Y es que no es solo en el futbol. La violencia, esa que nace donde la Comunicación se estanca, también hace gala de aparición cuando se usa un transporte público; cuando se camina por las calles; desde la misma política mediante la satanización del otro que continua vigente como arma destructora y paradójicamente útil; desde los mismos espacios académicos muchas veces, etc. No se puede seguir así. Hay que parar. Se debe reflexionar.


Camilo Perdomo, de 28 años, era un ser soñador, luchador y admirador total del éxito que surge a partir del sacrificio propio. Por ello admiraba a su hermana, que a pesar de ser menor, meses antes recién estrenaba apartamento nuevo como fruto de su esfuerzo mismo. Camilo era un mono (como se le suele decir a la persona de cabello rubio en este país), de aproximadamente un metro con noventa y tres cm, con una motivadora sonrisa y con varios tatuajes que representaban sus más grandes amores. En el costado izquierdo del abdomen tenía el rostro de Janeth, su madre, a quien sin pensarlo, se llevó hasta su tumba literalmente. Camilo era mi primo, un cuarto de mi sangre. Camilo era mi familia.

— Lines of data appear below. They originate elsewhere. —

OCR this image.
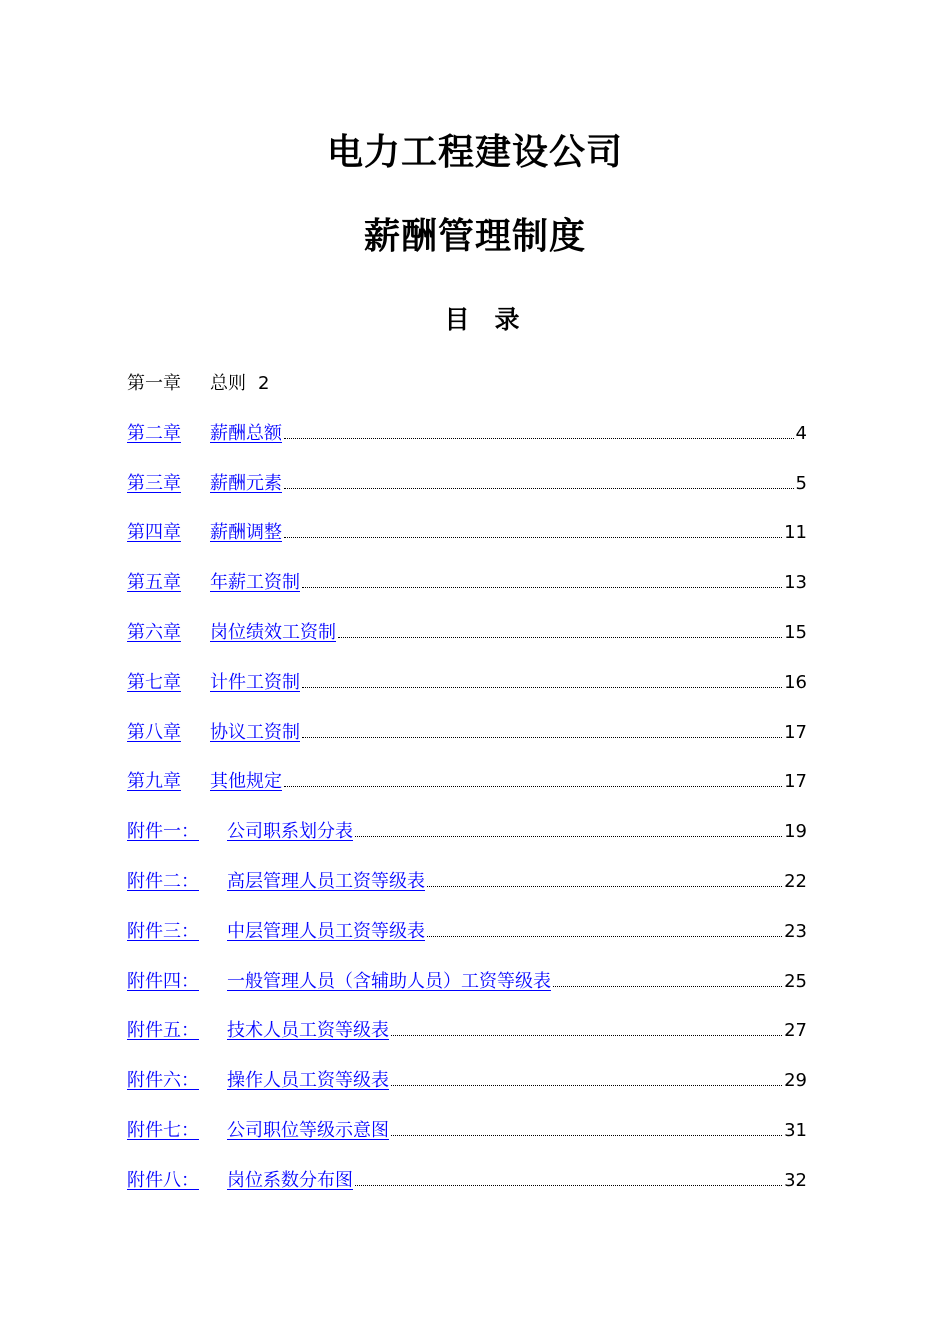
电力工程建设公司
薪酬管理制度
目　录
第一章 总则 2
第二章 薪酬总额	4
第三章 薪酬元素	5
第四章 薪酬调整	11
第五章 年薪工资制	13
第六章 岗位绩效工资制	15
第七章 计件工资制	16
第八章 协议工资制	17
第九章 其他规定	17
附件一： 公司职系划分表	19
附件二： 高层管理人员工资等级表	22
附件三： 中层管理人员工资等级表	23
附件四： 一般管理人员（含辅助人员）工资等级表	25
附件五： 技术人员工资等级表	27
附件六： 操作人员工资等级表	29
附件七： 公司职位等级示意图	31
附件八： 岗位系数分布图	32
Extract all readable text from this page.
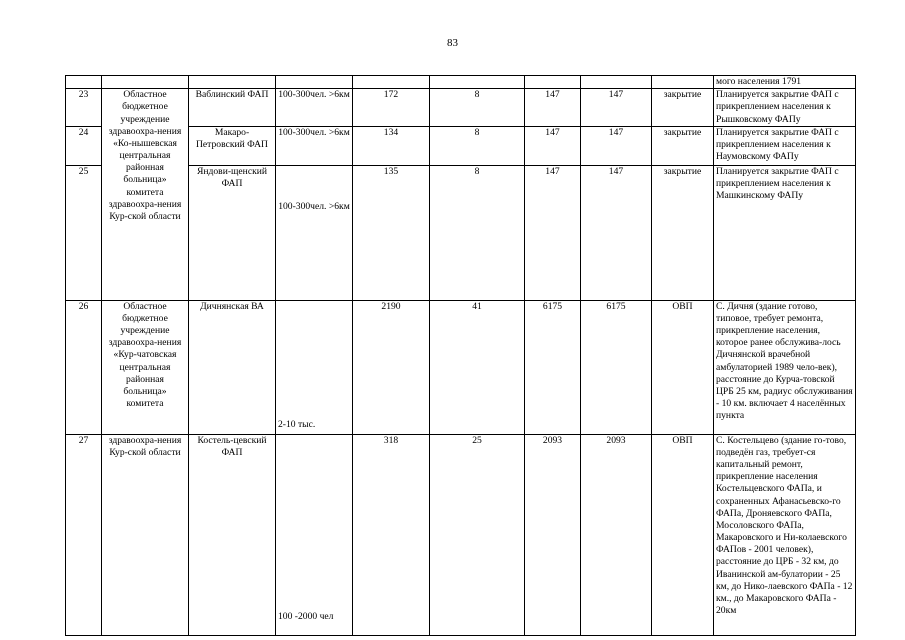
83
									мого населения 1791
23	Областное бюджетное учреждение здравоохра-нения «Ко-нышевская центральная районная больница» комитета здравоохра-нения Кур-ской области	Ваблинский ФАП	100-300чел. >6км	172	8	147	147	закрытие	Планируется закрытие ФАП с прикреплением населения к Рышковскому ФАПу
24		Макаро-Петровский ФАП	100-300чел. >6км	134	8	147	147	закрытие	Планируется закрытие ФАП с прикреплением населения к Наумовскому ФАПу
25		Яндови-щенский ФАП	100-300чел. >6км	135	8	147	147	закрытие	Планируется закрытие ФАП с прикреплением населения к Машкинскому ФАПу
26	Областное бюджетное учреждение здравоохра-нения «Кур-чатовская центральная районная больница» комитета	Дичнянская ВА	2-10 тыс.	2190	41	6175	6175	ОВП	С. Дичня (здание готово, типовое, требует ремонта, прикрепление населения, которое ранее обслужива-лось Дичнянской врачебной амбулаторией 1989 чело-век), расстояние до Курча-товской ЦРБ 25 км, радиус обслуживания - 10 км. включает 4 населённых пункта
27	здравоохра-нения Кур-ской области	Костель-цевский ФАП	100 -2000 чел	318	25	2093	2093	ОВП	С. Костельцево (здание го-тово, подведён газ, требует-ся капитальный ремонт, прикрепление населения Костельцевского ФАПа, и сохраненных Афанасьевско-го ФАПа, Дроняевского ФАПа, Мосоловского ФАПа, Макаровского и Ни-колаевского ФАПов - 2001 человек), расстояние до ЦРБ - 32 км, до Иванинской ам-булатории - 25 км, до Нико-лаевского ФАПа - 12 км., до Макаровского ФАПа - 20км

Incluso hasta Brasil llegó el eco de su muerte pues en un partido en el que hizo presencia la hinchada de Millonarios en el país carioca, evento televisado por la cadena Fox Sports, se leía claramente una pancarta que decía Mono Raza. Al tiempo de su funeral, se escuchó decir de algún amigo cercano que el siguiente fin de semana ambos, Camilo y él, viajarían a Aruba. Pues bien, Camilo partió anticipadamente, no para Aruba, pero sí para un destino mucho más lejano.

Este texto fue escrito el diez de junio, cuando el cuerpo de Camilo completa 22 días encerrado en una bóveda en un popular cementerio del sur de Bogotá, pero su alma sigue en algún extraño paraje metafísico contemplando desde allí la tristeza que ha dejado en cada uno de nosotros. Su asesino sigue libre; su caso impune.

Nota: Primo, que esto sea registro para las futuras generaciones, pero mucho más para tu pequeño hijo. Es todo lo que puedo hacer para honrar tu memoria.